A contrario, quand le BPM revient à une vitesse plus convenable pour le commun des mortels, les artistes conviés font le taff à leur manière et sont accompagnés par un tout autre Danny Brown. Tout ça renforce l’idée d’un certain équilibre et d’une certaine complicité : DB fait des morceaux avec qui il veut, comme il veut. On est loin de la logique de certains qui est de faire des feats avec les mecs les plus bankables du moment – ici, pas de 2 Chainz ou Juicy J ou de demander des instrus aux mecs qui servent tout le monde – Young Chop, I see you. Mais si il avait voulu le faire, il l’aurait fait, pas forcément dans une logique de chiffres.
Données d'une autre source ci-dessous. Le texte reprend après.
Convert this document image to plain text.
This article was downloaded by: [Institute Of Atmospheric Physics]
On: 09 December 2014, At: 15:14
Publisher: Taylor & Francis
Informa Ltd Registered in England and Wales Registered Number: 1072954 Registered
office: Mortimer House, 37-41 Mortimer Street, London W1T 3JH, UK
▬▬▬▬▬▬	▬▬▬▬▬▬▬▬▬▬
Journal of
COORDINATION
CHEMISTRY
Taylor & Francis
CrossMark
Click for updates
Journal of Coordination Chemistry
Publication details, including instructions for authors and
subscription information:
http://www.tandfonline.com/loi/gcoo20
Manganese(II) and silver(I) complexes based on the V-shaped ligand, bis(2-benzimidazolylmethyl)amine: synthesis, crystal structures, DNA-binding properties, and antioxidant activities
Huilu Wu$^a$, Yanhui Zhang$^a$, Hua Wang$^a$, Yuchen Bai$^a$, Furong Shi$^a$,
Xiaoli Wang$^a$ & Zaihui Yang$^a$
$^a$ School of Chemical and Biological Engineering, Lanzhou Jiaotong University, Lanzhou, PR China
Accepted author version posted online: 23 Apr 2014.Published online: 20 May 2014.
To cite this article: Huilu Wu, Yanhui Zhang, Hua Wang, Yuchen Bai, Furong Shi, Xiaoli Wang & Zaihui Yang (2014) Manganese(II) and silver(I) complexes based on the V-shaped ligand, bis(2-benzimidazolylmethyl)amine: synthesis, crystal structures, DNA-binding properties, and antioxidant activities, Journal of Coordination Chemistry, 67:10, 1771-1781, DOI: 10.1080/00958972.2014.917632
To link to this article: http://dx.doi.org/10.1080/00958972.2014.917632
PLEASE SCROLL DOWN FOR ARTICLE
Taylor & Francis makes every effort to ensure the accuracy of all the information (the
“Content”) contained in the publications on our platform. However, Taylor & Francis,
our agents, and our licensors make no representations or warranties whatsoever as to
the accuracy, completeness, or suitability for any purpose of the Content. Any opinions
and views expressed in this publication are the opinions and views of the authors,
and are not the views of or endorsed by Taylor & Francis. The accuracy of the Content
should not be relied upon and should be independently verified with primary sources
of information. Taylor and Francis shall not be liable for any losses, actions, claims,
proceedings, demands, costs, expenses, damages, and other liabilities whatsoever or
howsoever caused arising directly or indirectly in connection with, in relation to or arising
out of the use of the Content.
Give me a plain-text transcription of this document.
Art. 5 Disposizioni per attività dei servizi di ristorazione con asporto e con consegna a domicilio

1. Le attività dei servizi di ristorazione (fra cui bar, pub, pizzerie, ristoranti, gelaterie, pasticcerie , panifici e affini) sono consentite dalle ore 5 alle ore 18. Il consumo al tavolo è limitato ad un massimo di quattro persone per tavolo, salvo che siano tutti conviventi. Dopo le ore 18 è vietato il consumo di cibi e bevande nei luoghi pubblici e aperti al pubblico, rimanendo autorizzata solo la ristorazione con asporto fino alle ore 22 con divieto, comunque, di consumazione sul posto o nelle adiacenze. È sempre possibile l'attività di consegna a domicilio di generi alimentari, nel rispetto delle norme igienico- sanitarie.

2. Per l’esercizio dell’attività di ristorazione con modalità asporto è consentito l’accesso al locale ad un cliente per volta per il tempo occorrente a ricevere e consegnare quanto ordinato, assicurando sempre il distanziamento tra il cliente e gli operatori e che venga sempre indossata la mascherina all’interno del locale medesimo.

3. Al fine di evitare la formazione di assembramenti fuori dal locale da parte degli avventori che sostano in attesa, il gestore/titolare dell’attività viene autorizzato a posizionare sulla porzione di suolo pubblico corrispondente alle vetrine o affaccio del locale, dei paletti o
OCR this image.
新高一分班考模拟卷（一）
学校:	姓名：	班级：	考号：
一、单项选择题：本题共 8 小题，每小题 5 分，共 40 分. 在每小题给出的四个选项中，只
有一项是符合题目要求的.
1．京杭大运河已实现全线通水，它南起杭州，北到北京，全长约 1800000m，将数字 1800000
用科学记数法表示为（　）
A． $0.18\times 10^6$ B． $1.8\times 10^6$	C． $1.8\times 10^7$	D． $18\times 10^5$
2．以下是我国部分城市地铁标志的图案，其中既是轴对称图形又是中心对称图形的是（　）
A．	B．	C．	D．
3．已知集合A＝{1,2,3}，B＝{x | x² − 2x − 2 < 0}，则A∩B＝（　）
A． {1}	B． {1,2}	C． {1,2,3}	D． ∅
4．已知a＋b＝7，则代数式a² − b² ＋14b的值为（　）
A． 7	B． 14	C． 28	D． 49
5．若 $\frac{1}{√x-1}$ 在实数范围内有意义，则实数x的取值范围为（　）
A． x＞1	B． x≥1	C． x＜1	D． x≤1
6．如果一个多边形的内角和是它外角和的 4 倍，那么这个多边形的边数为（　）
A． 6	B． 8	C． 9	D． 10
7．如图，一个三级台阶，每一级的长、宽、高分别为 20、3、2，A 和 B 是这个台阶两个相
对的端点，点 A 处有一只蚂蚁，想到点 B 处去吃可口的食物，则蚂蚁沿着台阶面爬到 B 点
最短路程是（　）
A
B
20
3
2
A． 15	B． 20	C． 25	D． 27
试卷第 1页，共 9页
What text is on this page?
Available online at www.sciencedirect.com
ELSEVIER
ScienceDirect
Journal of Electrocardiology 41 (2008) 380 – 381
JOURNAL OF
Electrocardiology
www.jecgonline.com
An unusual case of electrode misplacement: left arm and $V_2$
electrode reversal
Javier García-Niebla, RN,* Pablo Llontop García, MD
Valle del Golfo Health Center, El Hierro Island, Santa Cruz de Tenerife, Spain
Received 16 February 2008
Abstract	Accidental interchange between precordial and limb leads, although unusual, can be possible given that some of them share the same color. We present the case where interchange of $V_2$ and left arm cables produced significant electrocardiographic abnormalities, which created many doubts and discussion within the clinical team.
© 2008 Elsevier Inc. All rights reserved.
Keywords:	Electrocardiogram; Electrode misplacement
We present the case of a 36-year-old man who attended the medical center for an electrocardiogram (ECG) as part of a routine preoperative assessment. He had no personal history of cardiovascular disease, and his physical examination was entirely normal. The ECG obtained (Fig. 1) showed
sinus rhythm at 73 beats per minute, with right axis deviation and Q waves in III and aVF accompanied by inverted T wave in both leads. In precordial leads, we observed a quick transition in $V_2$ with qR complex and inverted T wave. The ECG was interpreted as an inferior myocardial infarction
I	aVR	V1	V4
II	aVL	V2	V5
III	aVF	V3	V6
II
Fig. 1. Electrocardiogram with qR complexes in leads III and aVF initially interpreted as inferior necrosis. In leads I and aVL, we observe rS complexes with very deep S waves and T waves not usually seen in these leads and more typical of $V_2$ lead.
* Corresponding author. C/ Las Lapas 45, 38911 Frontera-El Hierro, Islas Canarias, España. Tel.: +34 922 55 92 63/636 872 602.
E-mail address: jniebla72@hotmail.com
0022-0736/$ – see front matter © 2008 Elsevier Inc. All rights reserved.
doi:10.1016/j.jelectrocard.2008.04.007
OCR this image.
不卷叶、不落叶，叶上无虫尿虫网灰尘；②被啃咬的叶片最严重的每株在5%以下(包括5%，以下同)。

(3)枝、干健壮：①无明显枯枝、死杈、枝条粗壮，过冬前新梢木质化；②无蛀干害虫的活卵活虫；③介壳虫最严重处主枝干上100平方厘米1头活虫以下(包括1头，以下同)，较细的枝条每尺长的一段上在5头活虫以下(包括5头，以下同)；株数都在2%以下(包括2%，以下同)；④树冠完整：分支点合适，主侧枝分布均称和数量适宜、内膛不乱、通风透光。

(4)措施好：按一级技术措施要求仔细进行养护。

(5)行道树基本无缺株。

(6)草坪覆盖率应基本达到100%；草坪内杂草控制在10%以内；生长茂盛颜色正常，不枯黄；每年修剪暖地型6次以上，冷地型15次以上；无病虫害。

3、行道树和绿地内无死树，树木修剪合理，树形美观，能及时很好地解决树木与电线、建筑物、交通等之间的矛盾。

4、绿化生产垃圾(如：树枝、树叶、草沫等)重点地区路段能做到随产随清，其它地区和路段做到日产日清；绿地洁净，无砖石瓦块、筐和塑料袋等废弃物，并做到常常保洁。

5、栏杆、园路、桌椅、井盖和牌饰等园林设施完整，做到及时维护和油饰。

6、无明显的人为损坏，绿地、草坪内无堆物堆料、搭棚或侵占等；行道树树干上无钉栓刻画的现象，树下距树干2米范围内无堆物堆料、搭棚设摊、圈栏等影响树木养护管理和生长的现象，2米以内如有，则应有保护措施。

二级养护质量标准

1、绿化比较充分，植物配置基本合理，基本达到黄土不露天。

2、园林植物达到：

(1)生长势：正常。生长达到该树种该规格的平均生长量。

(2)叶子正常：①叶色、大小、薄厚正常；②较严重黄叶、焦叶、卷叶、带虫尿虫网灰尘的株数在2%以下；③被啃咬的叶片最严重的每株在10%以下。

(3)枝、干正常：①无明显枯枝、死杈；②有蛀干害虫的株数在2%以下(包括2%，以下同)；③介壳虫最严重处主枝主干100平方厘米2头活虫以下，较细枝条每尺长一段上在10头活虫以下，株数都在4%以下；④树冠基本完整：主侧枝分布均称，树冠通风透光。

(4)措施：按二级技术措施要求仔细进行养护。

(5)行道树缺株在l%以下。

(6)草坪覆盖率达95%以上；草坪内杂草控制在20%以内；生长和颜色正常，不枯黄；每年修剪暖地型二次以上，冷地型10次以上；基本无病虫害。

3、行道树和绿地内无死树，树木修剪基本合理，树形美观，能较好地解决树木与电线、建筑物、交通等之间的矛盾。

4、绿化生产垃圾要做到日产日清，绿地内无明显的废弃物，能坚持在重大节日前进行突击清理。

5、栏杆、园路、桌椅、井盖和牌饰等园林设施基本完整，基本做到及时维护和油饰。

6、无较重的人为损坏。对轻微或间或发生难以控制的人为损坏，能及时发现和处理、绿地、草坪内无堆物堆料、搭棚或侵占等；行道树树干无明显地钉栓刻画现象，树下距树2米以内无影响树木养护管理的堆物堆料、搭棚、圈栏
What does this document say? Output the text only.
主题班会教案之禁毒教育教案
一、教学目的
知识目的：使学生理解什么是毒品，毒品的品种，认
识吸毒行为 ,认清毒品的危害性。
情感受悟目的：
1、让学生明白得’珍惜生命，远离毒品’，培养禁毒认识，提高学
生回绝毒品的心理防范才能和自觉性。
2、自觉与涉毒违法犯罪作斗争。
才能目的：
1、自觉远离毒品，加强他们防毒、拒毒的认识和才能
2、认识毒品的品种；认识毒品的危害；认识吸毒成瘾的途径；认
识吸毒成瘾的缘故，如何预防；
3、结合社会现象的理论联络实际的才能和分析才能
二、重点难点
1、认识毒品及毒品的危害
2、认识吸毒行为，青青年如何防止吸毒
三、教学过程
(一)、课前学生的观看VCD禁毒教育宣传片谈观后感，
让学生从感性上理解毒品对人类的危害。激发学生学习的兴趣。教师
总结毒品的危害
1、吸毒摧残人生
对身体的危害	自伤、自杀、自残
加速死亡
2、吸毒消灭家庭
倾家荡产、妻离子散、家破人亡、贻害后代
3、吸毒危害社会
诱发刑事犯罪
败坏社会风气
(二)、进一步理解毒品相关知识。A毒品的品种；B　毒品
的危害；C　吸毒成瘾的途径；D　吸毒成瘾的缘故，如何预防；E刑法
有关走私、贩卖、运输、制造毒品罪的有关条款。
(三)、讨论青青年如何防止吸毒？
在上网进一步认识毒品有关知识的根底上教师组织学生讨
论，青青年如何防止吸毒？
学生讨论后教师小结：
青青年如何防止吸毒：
Lui, il cherche la vie éternelle, il cherche à être reconnu en tant que rockstar.  Je n’invente rien, c’est ce qu’il dit en clôture, sur le sublime « Float On » en featuring avec la talentueuse Charli XCX : « So I’m breaking day sniffing, Adderall writing /And not for the money, for the life after dying. »

A la question « Danny Brown a t-il pondu l’album de l’année ? » Pour l’instant, je répondrai personnellement que oui, sans sourciller, même si une armée de rappeur venait à me menacer. Un album surprenant à plusieurs égards : chaque fois qu’on passe au morceau suivant on découvre autre chose et au final, c’est vachement cool. On ne tourne pas en rond. Musicalement parlant, c’est varié, parfois (trop) extrême, tellement qu’on esquivera poliment quelques morceaux de peur de retrouver du sang dans nos oreilles. Mais c’est pas de sa faute à Danny Brown, c’est son univers.

Un univers qu’il nous partage en deux phases avec ses « Side A » et « Side B » : d’un côté le old Danny Brown et de l’autre le Danny Brown plus âgé, plus mature, celui qui a multiplié les expériences (chimiques ?) et musicales.